Schools look into advertising
May 19, 2010 - With the district looking to chip $9 million from an $87 million budget, a chance for more revenue instead of budget cuts was a welcome option for the school board.
|“We don’t claim to be a full solution for the financial
hurdles, but we are a partial one.” -Tom Krehbiel
Photo by Megan Collier (click for larger version)|
Alternative Revenue Development Company (ARD), a newly developed advertising business based in Bloomfield Hills, presented the board, April 28, with options to create between $44,000 and $83,000 on the moderate end, and $71,000 to $103,000 on the high end, next year.
Partnering with ARD would mean national and local businesses advertising on the district's Website and around school grounds.
"The whole idea of alternative revenue development is to bring in sustainable, significant revenue streams for school districts via the creation of commercially-sponsored networks," said Tom Krehbiel, a vice president in the company. "We don't claim to be a full solution for the financial hurdles that you have, but we are a partial one."
By the 2012-13 school year, Krehbiel predicts Lake Orion Community Schools could be making between $156,000 and $205,000.
At their May 12 meeting, the board gave administrators the go-ahead in pursuing a partnership with ARD. Discussions on contract details and where any revenue will be spent will be brought back to the board in the future.
"This is the kind of thing that I think we've been looking for: someone to take a professional approach," said Boardmember Bob Gritzinger. "It's people who are in advertising, selling advertising, instead of trying to cause school district employees to become advertising salespeople – that's not a good model."
Superintendent Ken Gutman said, "Years ago if you had said I would be in favor of some form of advertising in schools, I would have been very opposed to it. But what I think we've had presented to us was something that showed more of a professional approach. It's something that is not indoctrinating children in classrooms and on buses. I'd like us to move forward and look at some of our key locations – our high school athletic fields, perhaps our middle school gymnasiums."
According to Krehbiel's presentation, ARD essentially plays the middleman between companies and school districts, grouping districts into regions or networks "to get some mass."
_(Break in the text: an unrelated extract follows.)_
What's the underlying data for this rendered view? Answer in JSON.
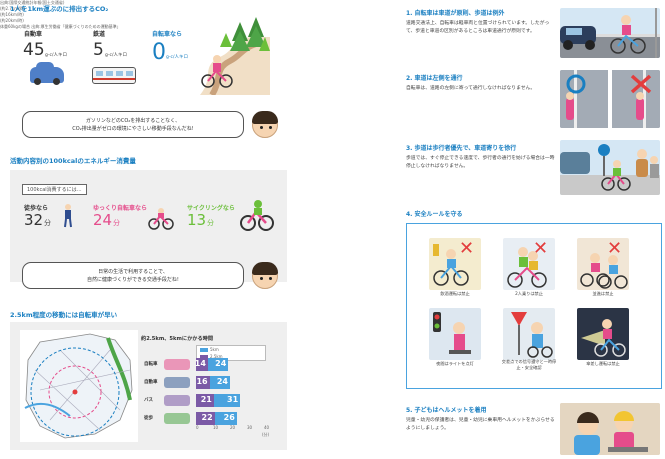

"It's a new media marketing channel that we're providing for our advertisers," he said.
Any advertising is first filtered through ARD to leave out any tobacco, alcohol and sex, and then filtered through the district before it goes out to the community.
"Our goal is not to reach the kids; it's to reach the community," said Krehbiel, noting that marketing messages could be placed around athletic and performance venues, on the district's Website, and piggybacked on "backpack stuffers" and newsletters, if parents opt into that campaign.
According to Krehbiel, ARD is working with 16 southeastern Michigan school districts right now.
Their advertising clients include national and regional heavyweights like Meijer, Comcast, Buffalo Wild Wings, Detroit Tigers, Detroit Red Wings, Blue Cross Blue Shield and ABC Warehouse. He says local businesses can certainly be utilized, as well.
Schools will make between 50 and 65 percent of the revenue, depending on if it comes from network, local or e-commerce sources, but, says Krehbiel, ARD doesn't intend to infringe on any programs already in place with PTA/Os, booster clubs and other groups who partner with businesses.